Bryan Colangelo enjoys shaking the roster up.
Ever since being named the Toronto Raptors’ president and general manager more than four years ago, Colangelo has continuously tinkered with the roster in hopes of finding a winning combination.
When he first took over in February of 2006, the Raptors’ roster has always had a minimum of three players that were on a different team the year before and a starting five on opening night that has featured at least two new faces.
This trend looks like it will not change with the 2010-2011 version of Bryan’s Dinos, one that has eight new additions that head coach Jay Triano is currently trying to work into the lineup at training camp.
Making lots of changes shows that Colangelo is working hard. However, the question remains, is constantly morphing the roster drastically until something clicks really the best way to build a winner?
His track record indicates the method can be effective.
In the 2004-2005 season, Colangelo was at the helm of the Phoenix Suns and was named the Sporting News NBA Executive of the Year for improving the team from a dismal 29-53 record to a sparkling 62-20.
The Suns only had four remaining players on the roster from the 2003-2004 season on that team.

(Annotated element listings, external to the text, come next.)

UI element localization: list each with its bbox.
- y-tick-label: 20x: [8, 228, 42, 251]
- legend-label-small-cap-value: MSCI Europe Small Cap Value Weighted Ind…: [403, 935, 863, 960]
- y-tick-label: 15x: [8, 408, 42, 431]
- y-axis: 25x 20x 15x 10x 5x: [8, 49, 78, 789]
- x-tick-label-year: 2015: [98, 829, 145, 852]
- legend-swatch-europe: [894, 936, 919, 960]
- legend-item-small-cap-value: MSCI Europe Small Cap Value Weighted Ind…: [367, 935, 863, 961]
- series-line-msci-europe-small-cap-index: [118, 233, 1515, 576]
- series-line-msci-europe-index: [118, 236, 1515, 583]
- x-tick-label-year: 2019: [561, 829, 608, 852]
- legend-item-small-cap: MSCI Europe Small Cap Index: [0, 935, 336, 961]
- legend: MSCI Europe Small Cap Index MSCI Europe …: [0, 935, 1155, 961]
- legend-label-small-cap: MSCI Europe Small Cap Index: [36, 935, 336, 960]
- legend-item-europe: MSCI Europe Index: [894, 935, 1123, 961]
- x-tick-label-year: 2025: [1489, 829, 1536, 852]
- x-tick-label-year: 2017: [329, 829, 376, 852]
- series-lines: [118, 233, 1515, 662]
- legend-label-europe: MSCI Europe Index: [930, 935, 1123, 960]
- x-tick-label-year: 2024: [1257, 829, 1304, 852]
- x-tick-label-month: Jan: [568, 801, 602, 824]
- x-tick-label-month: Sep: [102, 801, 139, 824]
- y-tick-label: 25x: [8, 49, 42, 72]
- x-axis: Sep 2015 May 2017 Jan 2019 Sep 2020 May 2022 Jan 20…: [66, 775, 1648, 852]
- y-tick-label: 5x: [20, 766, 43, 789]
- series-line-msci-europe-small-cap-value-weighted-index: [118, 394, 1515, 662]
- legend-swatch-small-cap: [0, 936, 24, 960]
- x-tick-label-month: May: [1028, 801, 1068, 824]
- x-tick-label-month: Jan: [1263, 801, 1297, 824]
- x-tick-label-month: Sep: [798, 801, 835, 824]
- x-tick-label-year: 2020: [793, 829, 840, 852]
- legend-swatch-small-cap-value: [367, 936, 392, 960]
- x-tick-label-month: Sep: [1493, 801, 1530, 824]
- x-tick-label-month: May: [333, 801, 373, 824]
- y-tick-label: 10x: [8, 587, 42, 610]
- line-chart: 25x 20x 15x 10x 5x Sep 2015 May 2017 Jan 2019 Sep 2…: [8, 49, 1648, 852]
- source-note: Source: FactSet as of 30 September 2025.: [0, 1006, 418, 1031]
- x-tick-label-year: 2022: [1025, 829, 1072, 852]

On the flipside, his revolving door of lineup changes brings about a lot of instability and has left Toronto without an identity — more so now than ever with the departure of Chris Bosh.
Not having some kind of defining trait is a common problem found in non-contending teams and is a dilemma the Raps have been battling with ever since Colangelo took over.
The turnaround he orchestrated in Phoenix wasn’t just brilliant because of the dramatic increase in wins, but because he was able to turn the Suns into an identifiable offensive force.
The former executive of the year is entering the last year of his contract and with expectations for the club set low, Colangelo may need to hope that a fifth roster re-shuffling in five years breeds success or he may not have a chance to rearrange it for a sixth time.